Clinical establishments in the city have to actively notify cases of tuberculosis (TB) to the Pune and Pimpri Chinchwad municipal corporations, but so far, their efforts to do so have been dismal. As many as 1,306 hospitals, clinics and laboratories are registered to notify TB cases with the Pune Municipal Corporation (PMC), but from January till March this year, only eight hospitals have reported new patients. TB is a notifiable disease and the Centre had sent instructions to the state governments to keep records in 2012 about the disease.
Earlier, doctors in the private sector were free to treat TB patients but were not required to keep a record. On March 16 this year, the Centre directed doctors and chemists to compulsorily notify cases of TB, failing which punitive action can be taken against them. They can face a jail term of six months to two years under the provisions of sections 269 (negligent act likely to spread infection of disease dangerous to life) and 270 (malignant act likely to spread infection of disease dangerous to life) of the Indian Penal Code.

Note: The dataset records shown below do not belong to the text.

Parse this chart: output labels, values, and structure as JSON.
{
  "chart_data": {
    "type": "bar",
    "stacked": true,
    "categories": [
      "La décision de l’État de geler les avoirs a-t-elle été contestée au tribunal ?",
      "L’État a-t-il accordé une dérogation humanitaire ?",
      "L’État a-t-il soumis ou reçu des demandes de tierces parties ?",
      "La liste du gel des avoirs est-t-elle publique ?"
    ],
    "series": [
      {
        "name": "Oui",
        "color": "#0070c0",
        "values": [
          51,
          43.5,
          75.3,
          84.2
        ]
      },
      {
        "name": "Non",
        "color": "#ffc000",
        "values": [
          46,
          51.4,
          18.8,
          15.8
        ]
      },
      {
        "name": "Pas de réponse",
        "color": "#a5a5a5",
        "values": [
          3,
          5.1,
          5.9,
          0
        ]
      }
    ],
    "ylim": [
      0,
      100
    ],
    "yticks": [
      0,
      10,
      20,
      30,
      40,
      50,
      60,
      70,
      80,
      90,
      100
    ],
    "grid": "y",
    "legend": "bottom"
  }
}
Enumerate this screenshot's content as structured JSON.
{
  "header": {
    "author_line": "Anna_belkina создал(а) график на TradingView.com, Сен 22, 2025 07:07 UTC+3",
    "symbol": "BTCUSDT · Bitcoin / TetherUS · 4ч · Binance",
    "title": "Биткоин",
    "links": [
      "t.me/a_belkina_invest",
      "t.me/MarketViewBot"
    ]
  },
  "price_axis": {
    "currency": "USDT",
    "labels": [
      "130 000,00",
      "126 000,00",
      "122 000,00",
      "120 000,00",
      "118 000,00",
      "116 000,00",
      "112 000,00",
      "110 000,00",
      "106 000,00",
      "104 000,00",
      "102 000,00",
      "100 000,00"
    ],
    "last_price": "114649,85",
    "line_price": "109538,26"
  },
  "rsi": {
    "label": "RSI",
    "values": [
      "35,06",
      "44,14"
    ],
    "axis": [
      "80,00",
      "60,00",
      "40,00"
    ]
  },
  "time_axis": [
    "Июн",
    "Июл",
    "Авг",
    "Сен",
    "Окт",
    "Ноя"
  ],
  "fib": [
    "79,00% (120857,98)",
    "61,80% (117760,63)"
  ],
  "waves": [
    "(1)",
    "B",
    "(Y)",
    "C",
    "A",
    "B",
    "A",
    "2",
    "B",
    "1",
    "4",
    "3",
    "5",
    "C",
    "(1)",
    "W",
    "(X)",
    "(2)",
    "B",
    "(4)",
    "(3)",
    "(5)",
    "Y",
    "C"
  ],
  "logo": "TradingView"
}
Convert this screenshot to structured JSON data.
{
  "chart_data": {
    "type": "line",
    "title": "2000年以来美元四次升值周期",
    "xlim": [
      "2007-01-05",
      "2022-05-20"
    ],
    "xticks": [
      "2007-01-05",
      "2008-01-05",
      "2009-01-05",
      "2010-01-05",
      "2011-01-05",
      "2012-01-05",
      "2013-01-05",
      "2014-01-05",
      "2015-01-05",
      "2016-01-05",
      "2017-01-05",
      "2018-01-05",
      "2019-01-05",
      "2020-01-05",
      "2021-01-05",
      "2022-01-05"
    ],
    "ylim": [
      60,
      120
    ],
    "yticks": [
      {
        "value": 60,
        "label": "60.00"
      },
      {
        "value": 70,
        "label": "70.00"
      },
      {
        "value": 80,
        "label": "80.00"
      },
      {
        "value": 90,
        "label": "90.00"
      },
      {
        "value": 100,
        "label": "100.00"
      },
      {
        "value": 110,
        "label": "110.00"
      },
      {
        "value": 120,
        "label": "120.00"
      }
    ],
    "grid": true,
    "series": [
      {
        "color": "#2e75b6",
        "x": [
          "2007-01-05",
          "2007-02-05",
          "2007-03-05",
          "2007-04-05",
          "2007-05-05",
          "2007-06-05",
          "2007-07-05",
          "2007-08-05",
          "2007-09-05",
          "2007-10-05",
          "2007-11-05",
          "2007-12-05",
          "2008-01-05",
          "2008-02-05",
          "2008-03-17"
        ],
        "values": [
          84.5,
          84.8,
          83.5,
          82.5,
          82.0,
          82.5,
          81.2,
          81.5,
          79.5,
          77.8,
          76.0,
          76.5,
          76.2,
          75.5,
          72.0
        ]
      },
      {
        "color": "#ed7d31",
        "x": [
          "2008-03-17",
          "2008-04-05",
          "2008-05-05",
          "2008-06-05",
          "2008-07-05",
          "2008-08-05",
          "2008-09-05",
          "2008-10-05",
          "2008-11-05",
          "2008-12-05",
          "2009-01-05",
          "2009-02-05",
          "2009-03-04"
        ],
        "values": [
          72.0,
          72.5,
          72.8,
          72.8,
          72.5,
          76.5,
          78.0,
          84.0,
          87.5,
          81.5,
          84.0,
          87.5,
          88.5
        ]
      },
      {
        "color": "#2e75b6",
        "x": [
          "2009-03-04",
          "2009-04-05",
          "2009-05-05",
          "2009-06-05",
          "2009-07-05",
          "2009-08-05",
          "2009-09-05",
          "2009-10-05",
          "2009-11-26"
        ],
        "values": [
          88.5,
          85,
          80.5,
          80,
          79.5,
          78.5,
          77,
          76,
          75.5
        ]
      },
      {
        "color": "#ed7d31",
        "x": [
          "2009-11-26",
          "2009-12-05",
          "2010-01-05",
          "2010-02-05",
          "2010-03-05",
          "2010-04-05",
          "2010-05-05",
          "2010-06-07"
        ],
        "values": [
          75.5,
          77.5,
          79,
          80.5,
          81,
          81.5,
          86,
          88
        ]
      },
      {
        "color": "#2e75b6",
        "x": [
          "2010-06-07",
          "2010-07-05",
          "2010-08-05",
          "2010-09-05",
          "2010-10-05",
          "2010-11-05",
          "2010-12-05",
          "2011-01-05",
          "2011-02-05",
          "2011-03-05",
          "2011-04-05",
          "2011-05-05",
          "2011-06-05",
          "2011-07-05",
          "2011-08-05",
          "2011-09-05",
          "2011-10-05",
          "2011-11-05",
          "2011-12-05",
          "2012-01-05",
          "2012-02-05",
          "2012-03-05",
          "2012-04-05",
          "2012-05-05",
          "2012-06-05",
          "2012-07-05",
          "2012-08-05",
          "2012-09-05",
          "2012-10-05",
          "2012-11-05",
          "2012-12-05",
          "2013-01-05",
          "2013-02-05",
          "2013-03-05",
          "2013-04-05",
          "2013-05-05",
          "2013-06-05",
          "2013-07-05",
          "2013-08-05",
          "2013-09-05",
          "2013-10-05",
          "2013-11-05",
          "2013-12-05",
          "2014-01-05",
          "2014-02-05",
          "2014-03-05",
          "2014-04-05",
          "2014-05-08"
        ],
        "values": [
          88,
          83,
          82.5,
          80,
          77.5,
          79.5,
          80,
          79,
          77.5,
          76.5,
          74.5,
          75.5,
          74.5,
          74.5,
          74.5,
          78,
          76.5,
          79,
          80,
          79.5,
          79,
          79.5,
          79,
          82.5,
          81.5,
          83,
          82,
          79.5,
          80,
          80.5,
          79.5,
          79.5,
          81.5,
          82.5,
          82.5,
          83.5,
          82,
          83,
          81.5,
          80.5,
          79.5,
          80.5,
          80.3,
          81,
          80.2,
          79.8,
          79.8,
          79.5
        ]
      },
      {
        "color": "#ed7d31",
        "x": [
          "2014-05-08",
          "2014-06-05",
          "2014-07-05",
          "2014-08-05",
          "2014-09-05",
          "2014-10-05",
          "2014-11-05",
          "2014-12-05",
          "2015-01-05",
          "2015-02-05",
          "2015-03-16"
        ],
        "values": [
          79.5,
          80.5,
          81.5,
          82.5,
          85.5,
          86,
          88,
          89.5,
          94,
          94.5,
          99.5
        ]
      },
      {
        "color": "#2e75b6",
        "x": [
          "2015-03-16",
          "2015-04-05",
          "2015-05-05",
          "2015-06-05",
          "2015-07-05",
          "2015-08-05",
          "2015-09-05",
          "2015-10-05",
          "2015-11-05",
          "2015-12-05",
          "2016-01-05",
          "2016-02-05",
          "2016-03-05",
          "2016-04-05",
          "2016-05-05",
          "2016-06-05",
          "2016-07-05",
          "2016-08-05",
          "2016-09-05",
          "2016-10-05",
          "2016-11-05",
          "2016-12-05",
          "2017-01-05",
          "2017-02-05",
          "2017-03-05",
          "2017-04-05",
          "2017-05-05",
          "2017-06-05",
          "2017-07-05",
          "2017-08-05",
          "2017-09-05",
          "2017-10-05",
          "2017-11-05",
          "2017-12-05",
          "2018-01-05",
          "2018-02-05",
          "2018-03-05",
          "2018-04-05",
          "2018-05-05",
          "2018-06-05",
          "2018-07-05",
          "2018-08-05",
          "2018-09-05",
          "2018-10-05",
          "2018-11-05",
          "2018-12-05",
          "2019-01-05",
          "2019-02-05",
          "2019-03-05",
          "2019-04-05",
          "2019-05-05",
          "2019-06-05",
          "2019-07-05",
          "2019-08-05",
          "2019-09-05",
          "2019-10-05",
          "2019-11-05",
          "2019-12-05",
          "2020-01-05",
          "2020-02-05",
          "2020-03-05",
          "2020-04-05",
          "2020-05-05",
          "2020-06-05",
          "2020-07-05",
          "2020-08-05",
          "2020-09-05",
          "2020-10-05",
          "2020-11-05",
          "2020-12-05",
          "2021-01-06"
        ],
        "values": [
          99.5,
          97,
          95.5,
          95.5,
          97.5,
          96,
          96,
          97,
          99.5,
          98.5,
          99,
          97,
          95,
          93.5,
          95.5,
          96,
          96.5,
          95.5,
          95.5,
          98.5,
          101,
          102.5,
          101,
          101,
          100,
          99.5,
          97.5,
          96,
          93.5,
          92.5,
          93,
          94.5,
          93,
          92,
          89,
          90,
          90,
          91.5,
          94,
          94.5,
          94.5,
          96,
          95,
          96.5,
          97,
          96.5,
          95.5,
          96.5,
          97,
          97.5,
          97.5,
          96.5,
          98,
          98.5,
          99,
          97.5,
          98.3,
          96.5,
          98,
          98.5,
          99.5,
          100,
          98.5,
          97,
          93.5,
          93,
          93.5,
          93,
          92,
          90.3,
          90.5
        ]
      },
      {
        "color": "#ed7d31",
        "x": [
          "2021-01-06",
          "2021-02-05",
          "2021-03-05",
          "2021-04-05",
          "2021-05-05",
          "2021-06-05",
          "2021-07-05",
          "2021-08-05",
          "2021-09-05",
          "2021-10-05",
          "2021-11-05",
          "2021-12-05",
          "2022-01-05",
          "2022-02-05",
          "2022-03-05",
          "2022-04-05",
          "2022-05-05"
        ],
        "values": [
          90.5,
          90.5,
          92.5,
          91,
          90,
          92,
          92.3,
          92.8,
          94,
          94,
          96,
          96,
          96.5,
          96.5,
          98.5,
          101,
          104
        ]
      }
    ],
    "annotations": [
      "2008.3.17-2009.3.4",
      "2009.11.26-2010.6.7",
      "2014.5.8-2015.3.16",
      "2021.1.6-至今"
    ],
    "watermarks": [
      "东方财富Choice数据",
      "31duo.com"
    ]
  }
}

According to data from the PMC’s city TB control unit, a total of 409 TB cases were reported between January and March. While 1,823 pharmacies are registered with the PMC to notify TB cases, civic authorities said several chemists ended up reporting the same patients twice or even thrice. “It is only after our TB health visitor … meets each registered clinic or hospital to collect data that we get information about new TB cases,” said Dr Manisha Naik, in-charge of the PMC city TB Control Unit.
Only a few private practitioners actively report TB cases, said civic officials.
In 2017, 3,319 new TB cases were detected in areas under the Pune Municipal Corporation (PMC). In areas under the Pimpri Chinchwad Municipal Corporation (PCMC), between 2012 and 2017, a total of 2,700 TB cases were notified from the private sector. Last year, in the PCMC areas, the TB control unit detected 1,720 new cases of the disease. “We will now write to state and district level units of the Indian Medical Association, to encourage and motivate their doctors to notify cases,” Dr Sanjeev Kamble, joint director of health, Maharashtra, told The Indian Express.
In 2017, 29,000 doctors had reported nearly 60,000 TB cases across the state, said Dr Kamble.
Many experts believe private doctors use irrational medicine combinations to treat TB, making it drug-resistant, and the patients finally have to resort to government treatment programmes. According to the PMC city TB control unit, from 2012 till date, as many as 490 patients with multi-drug resistant TB were registered. “Of these, 115 patients were treated and cured, while 125 died, and the rest are under treatment,” said Naik.
On the occasion of World TB Day on March 24, both PMC and PCMC are planning to hold a series of awareness programmes.